Wednesday, December 16, 2015

Original Sin

"Have you ever read b.d. napier's Come Sweet Death?" she asked.

That was my younger sister querying me; I had been a preacher for some half dozen years or so. She always read religious stuff with far greater frequency than I, and always stepped two moves ahead despite the age difference. I mean, besides hard core things, like readings in Hebrew or Greek, she had read all of the Chronicles of Narnia long before this writer even knew why Narnia might have written her chronicles.

"Never heard of the guy," said I.

"You should," said she.

The duly admonished older brother eventually caught up with the little tome in question, a used, somewhat unimposing paperback. And as he read, he recognized turns of phrase and concepts which he, the erstwhile preacher, himself had used from time to time in the writing of sermons. Finally, the now remembered rhythms imposed full force their truth into his consciousness. Indeed, he had read the epic poem years earlier; it left him so affected not only as to forget the source, but even to appropriate its cadences as though originally his own.

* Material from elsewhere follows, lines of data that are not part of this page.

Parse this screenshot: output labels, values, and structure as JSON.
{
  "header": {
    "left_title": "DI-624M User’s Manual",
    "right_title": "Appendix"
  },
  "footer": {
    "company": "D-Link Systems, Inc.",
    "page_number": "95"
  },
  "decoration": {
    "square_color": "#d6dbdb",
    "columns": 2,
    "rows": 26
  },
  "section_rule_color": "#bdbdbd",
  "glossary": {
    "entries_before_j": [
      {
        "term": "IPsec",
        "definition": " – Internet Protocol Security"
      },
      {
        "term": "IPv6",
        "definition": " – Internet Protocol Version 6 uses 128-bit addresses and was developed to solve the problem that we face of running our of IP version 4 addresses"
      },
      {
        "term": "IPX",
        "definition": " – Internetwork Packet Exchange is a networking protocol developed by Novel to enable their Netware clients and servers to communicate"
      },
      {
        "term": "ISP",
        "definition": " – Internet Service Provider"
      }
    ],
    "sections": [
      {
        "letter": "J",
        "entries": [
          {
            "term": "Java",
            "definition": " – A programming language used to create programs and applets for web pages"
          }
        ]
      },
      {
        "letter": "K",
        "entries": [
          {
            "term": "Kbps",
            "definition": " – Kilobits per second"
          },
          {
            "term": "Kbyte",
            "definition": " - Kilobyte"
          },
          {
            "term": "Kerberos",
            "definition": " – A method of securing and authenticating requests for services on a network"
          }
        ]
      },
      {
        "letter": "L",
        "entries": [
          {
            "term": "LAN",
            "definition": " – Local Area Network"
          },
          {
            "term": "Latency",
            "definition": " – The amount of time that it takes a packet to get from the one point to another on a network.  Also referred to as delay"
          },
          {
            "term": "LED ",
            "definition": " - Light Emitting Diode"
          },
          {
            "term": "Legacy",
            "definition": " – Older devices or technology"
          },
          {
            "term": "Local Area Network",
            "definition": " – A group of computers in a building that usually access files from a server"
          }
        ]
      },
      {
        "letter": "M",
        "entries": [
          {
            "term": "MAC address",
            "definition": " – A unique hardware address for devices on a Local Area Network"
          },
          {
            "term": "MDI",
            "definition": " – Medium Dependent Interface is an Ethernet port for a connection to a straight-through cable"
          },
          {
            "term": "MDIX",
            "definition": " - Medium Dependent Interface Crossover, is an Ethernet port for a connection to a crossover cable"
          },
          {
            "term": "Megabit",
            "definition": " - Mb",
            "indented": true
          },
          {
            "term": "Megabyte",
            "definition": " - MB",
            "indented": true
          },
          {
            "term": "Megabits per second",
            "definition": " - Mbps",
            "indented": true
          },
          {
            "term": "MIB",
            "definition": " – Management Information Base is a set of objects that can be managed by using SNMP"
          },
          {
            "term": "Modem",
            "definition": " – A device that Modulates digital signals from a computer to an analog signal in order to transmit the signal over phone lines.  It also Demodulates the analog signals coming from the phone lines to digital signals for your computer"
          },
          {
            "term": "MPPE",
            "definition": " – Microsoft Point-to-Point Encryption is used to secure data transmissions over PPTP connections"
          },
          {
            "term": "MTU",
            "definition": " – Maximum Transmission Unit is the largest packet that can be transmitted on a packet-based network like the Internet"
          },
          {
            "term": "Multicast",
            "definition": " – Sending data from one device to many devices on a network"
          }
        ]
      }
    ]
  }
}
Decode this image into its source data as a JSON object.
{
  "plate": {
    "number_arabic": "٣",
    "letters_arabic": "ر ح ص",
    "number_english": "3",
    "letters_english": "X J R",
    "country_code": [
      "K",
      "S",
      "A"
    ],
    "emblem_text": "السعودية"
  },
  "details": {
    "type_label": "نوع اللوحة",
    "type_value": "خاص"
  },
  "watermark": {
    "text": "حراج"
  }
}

Self-deception stands in wonderful relief against the truth.

That's when I realized things real to the deepest me, are not even mine. So, I don't give attributions to self, and certainly not to forgotten others, all the more especially when the ideas seem most original with me. Truly, all attributions belong only to Somebody not deceived.

So I conclude that there is nothing new under the sun. But somebody else likely already said that.